Manusia juga digolongkan berdasarkan pada prestise atau kehormatan. Tidak
seperti kelas ekonomi, kelompok status berada dalam ikatan subyektif antara para
anggotannya. Mereka berkelompok karna gaya hidup yang sama, nilai serta
kebiasaan yang sama, perkawinan di dalam kelompok, serta oleh perasaan akan
jarak sosial dari kelompok status lainnya. Mereka saling mengenal dengan
symbol sebutan ‘orang kita’ kepada masing-masing anggotanya. Mereka berjuang
entuk mempertahankan perasaan superioritasnya terhadap mereka yang tidak
termasuk dalam lingkaran sosialnya (Lawang, 1986).

Ada pula stratifikasi sosial yang lain yakni kekuasaan politik. Menurut Weber,
Partai Politik merupakan tipe organisasi dimana terdapat perjuangan untuk
memperoleh atau menggunakan kekuasaan. Semua organisasi berpeluang politis;
kelompok yang menjadi komponenya bersaing atau berembuk untuk memperoleh
kemampuan mengontrol organisasi dan menentukan tujuan serat prosedurnya
(Lawang, 1986).
c. Otoritas
Otoritas adalah kemungkinan seseorang untuk ditaati atas dasar kepercayaan akan
legitmasi haknya untuk mempengaruhi. Weber membagi tiga tipe otoritas dan
ketiganya berdasarkan tipologi tindakan sosial yakni sebagai berikut.
1) Otoritas tradisional
Berorientasi pada kepercayaan yang mapan terhadap kesakralan tradisi zaman
dulu. Mereka yang patuh memiliki rasa setia kepada pemimpinnyadan
sebaliknya, pemimpin mempunyai kewajiban untuk memperhatikan
kebutuhan bawahannya. Walaupun demikian, masih ada keleluasan bagi
atasan secara pribadi menggunakan otoritasnya, dan bawahan harus taat
menjalankan perintah atasannya (Lawang, 1986).
2) Otoritas Kharismatik
Istilah kharismatik merujuk pada daya tarik pribadi yang dimiliki oleh seorang
pemimpin. Kepemimpinan karismatik tidak diorientasikan kepada hal-hal

11
rutin yang stabil dan langgeng (menantang status-quo). Pemimpin karismatik
mengemukakan pesannya dengan tegas yang dimaksudkan untuk keteraturan
sosial dan keteraturan moral yang lebih baik (Lawang, 1986).
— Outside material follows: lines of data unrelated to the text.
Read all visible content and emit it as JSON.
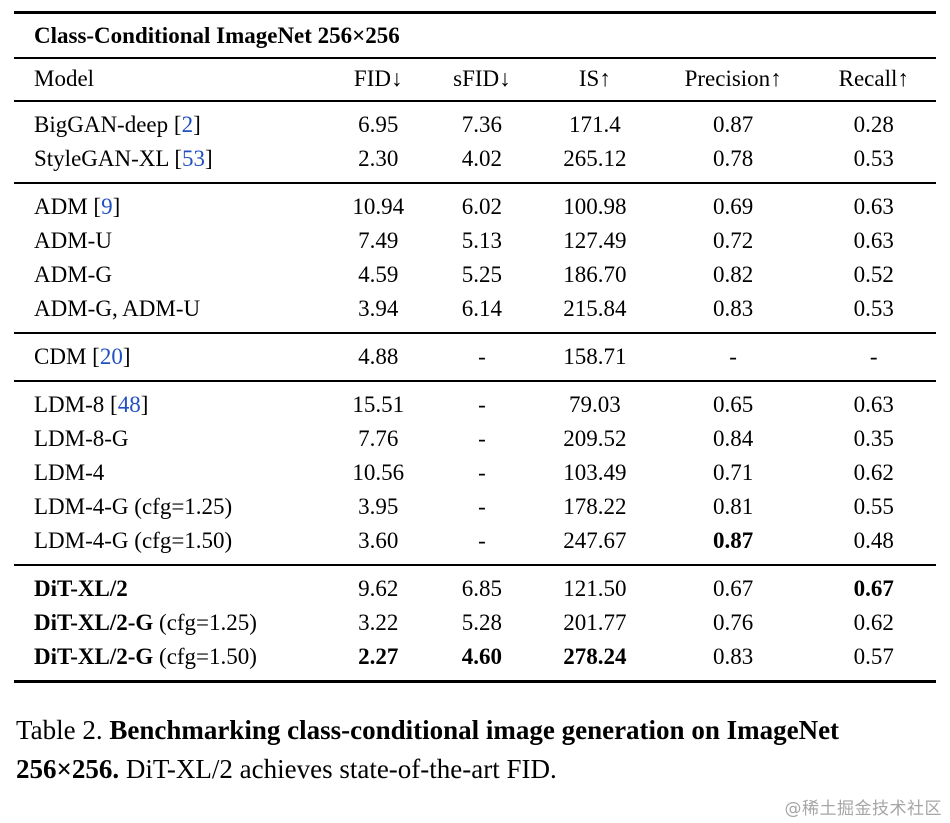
{
  "page": {
    "watermark": "@稀土掘金技术社区"
  },
  "colors": {
    "citation_link": "#2150C2",
    "rule": "#000000",
    "watermark_gray": "#A6A6A6"
  },
  "table": {
    "title": "Class-Conditional ImageNet 256×256",
    "columns": [
      "Model",
      "FID↓",
      "sFID↓",
      "IS↑",
      "Precision↑",
      "Recall↑"
    ],
    "groups": [
      {
        "rows": [
          {
            "model": "BigGAN-deep",
            "cite": "2",
            "values": [
              "6.95",
              "7.36",
              "171.4",
              "0.87",
              "0.28"
            ]
          },
          {
            "model": "StyleGAN-XL",
            "cite": "53",
            "values": [
              "2.30",
              "4.02",
              "265.12",
              "0.78",
              "0.53"
            ]
          }
        ]
      },
      {
        "rows": [
          {
            "model": "ADM",
            "cite": "9",
            "values": [
              "10.94",
              "6.02",
              "100.98",
              "0.69",
              "0.63"
            ]
          },
          {
            "model": "ADM-U",
            "values": [
              "7.49",
              "5.13",
              "127.49",
              "0.72",
              "0.63"
            ]
          },
          {
            "model": "ADM-G",
            "values": [
              "4.59",
              "5.25",
              "186.70",
              "0.82",
              "0.52"
            ]
          },
          {
            "model": "ADM-G, ADM-U",
            "values": [
              "3.94",
              "6.14",
              "215.84",
              "0.83",
              "0.53"
            ]
          }
        ]
      },
      {
        "rows": [
          {
            "model": "CDM",
            "cite": "20",
            "values": [
              "4.88",
              "-",
              "158.71",
              "-",
              "-"
            ]
          }
        ]
      },
      {
        "rows": [
          {
            "model": "LDM-8",
            "cite": "48",
            "values": [
              "15.51",
              "-",
              "79.03",
              "0.65",
              "0.63"
            ]
          },
          {
            "model": "LDM-8-G",
            "values": [
              "7.76",
              "-",
              "209.52",
              "0.84",
              "0.35"
            ]
          },
          {
            "model": "LDM-4",
            "values": [
              "10.56",
              "-",
              "103.49",
              "0.71",
              "0.62"
            ]
          },
          {
            "model": "LDM-4-G (cfg=1.25)",
            "values": [
              "3.95",
              "-",
              "178.22",
              "0.81",
              "0.55"
            ]
          },
          {
            "model": "LDM-4-G (cfg=1.50)",
            "values": [
              "3.60",
              "-",
              "247.67",
              "0.87",
              "0.48"
            ],
            "bold": [
              false,
              false,
              false,
              true,
              false
            ]
          }
        ]
      },
      {
        "rows": [
          {
            "model": "DiT-XL/2",
            "model_bold": true,
            "values": [
              "9.62",
              "6.85",
              "121.50",
              "0.67",
              "0.67"
            ],
            "bold": [
              false,
              false,
              false,
              false,
              true
            ]
          },
          {
            "model": "DiT-XL/2-G",
            "model_bold": true,
            "suffix": " (cfg=1.25)",
            "values": [
              "3.22",
              "5.28",
              "201.77",
              "0.76",
              "0.62"
            ]
          },
          {
            "model": "DiT-XL/2-G",
            "model_bold": true,
            "suffix": " (cfg=1.50)",
            "values": [
              "2.27",
              "4.60",
              "278.24",
              "0.83",
              "0.57"
            ],
            "bold": [
              true,
              true,
              true,
              false,
              false
            ]
          }
        ]
      }
    ]
  },
  "caption": {
    "label": "Table 2. ",
    "bold": "Benchmarking class-conditional image generation on ImageNet 256×256.",
    "rest": " DiT-XL/2 achieves state-of-the-art FID."
  }
}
3) Otoritas Legal-Rasional
Berdasarkan oada komitmen terhadap seperangkat peraturan yang
diundangkan secara resmi dan diatur secara impersonal. Seleksi terhadap
orang-orang untuk menduduki posisi otoritas atau posisi bawahan juga diatur
secara eksplisit oleh peraturan yang resmi dan sah. Misalnya peraturan tentang
persyaratan menurut pendidikan atau keahlian. Otoritas legal rasional biasanya
diwujudkan dlam organisasi birokratis (Lawang, 1986).
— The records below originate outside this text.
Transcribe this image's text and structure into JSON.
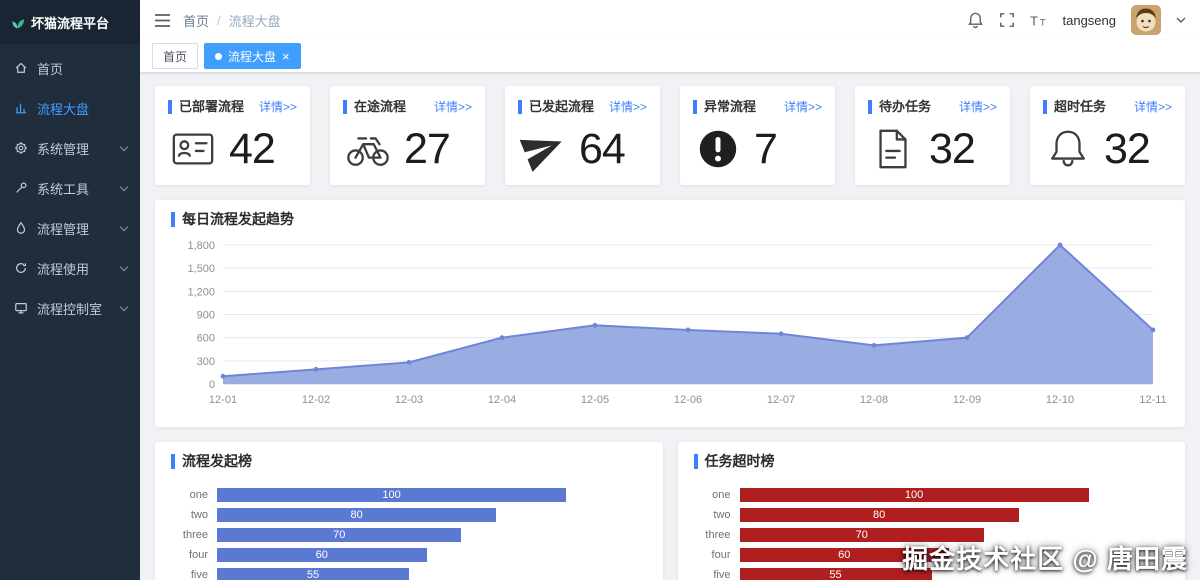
{
  "colors": {
    "accent": "#3d7eff",
    "tab_active": "#409eff",
    "sidebar_bg": "#1f2d3d",
    "sidebar_text": "#bfcbd9",
    "logo_green": "#2fbf8f"
  },
  "app_title": "坏猫流程平台",
  "sidebar": {
    "items": [
      {
        "label": "首页",
        "icon": "home",
        "active": false,
        "expandable": false
      },
      {
        "label": "流程大盘",
        "icon": "bar-chart",
        "active": true,
        "expandable": false
      },
      {
        "label": "系统管理",
        "icon": "gear",
        "active": false,
        "expandable": true
      },
      {
        "label": "系统工具",
        "icon": "tools",
        "active": false,
        "expandable": true
      },
      {
        "label": "流程管理",
        "icon": "droplet",
        "active": false,
        "expandable": true
      },
      {
        "label": "流程使用",
        "icon": "refresh",
        "active": false,
        "expandable": true
      },
      {
        "label": "流程控制室",
        "icon": "monitor",
        "active": false,
        "expandable": true
      }
    ]
  },
  "topbar": {
    "breadcrumb": {
      "home": "首页",
      "separator": "/",
      "current": "流程大盘"
    },
    "icons": [
      "bell",
      "fullscreen",
      "font-size"
    ],
    "username": "tangseng"
  },
  "tabs": {
    "items": [
      {
        "label": "首页",
        "active": false
      },
      {
        "label": "流程大盘",
        "active": true,
        "close_icon": "×"
      }
    ]
  },
  "stats": {
    "detail_label": "详情>>",
    "cards": [
      {
        "title": "已部署流程",
        "value": "42",
        "icon": "id-card"
      },
      {
        "title": "在途流程",
        "value": "27",
        "icon": "bicycle"
      },
      {
        "title": "已发起流程",
        "value": "64",
        "icon": "paper-plane"
      },
      {
        "title": "异常流程",
        "value": "7",
        "icon": "exclamation-circle"
      },
      {
        "title": "待办任务",
        "value": "32",
        "icon": "document"
      },
      {
        "title": "超时任务",
        "value": "32",
        "icon": "bell"
      }
    ]
  },
  "chart_data": [
    {
      "type": "area",
      "title": "每日流程发起趋势",
      "x": [
        "12-01",
        "12-02",
        "12-03",
        "12-04",
        "12-05",
        "12-06",
        "12-07",
        "12-08",
        "12-09",
        "12-10",
        "12-11"
      ],
      "values": [
        100,
        190,
        280,
        600,
        760,
        700,
        650,
        500,
        600,
        1800,
        700
      ],
      "ylim": [
        0,
        1800
      ],
      "ytick_step": 300,
      "grid": true,
      "legend_position": "none",
      "area_color": "#9aade3",
      "line_color": "#6e86d6"
    },
    {
      "type": "bar",
      "orientation": "horizontal",
      "title": "流程发起榜",
      "categories": [
        "one",
        "two",
        "three",
        "four",
        "five"
      ],
      "values": [
        100,
        80,
        70,
        60,
        55
      ],
      "xlim": [
        0,
        123
      ],
      "bar_color": "#5b79d3",
      "value_labels": true
    },
    {
      "type": "bar",
      "orientation": "horizontal",
      "title": "任务超时榜",
      "categories": [
        "one",
        "two",
        "three",
        "four",
        "five"
      ],
      "values": [
        100,
        80,
        70,
        60,
        55
      ],
      "xlim": [
        0,
        123
      ],
      "bar_color": "#b01f1f",
      "value_labels": true
    }
  ],
  "watermark": "掘金技术社区 @ 唐田震"
}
Studi psikologi sosial mengenai kepemimpinan organisasi juga
menerima perbedaan penting terhadap kualitas pribadi dalam
mengimplementasikan pengaruhnya dalam organisasi. Studi ini juga
menyatakan bahwa kepemimpinan dapat dimengerti dalam hubungannya
dengan sifat hubungan abtara pemimpin dan pengikutnya. Pemimpin yang
efektif mampu menggunkan dasar minimal minimal dalam mempengaruhi
orang lain dengan kompetensi yang dimilii untuk membangkitkan kesetiaan
dan kepatuhan pengikutnya (Lawang, 1986).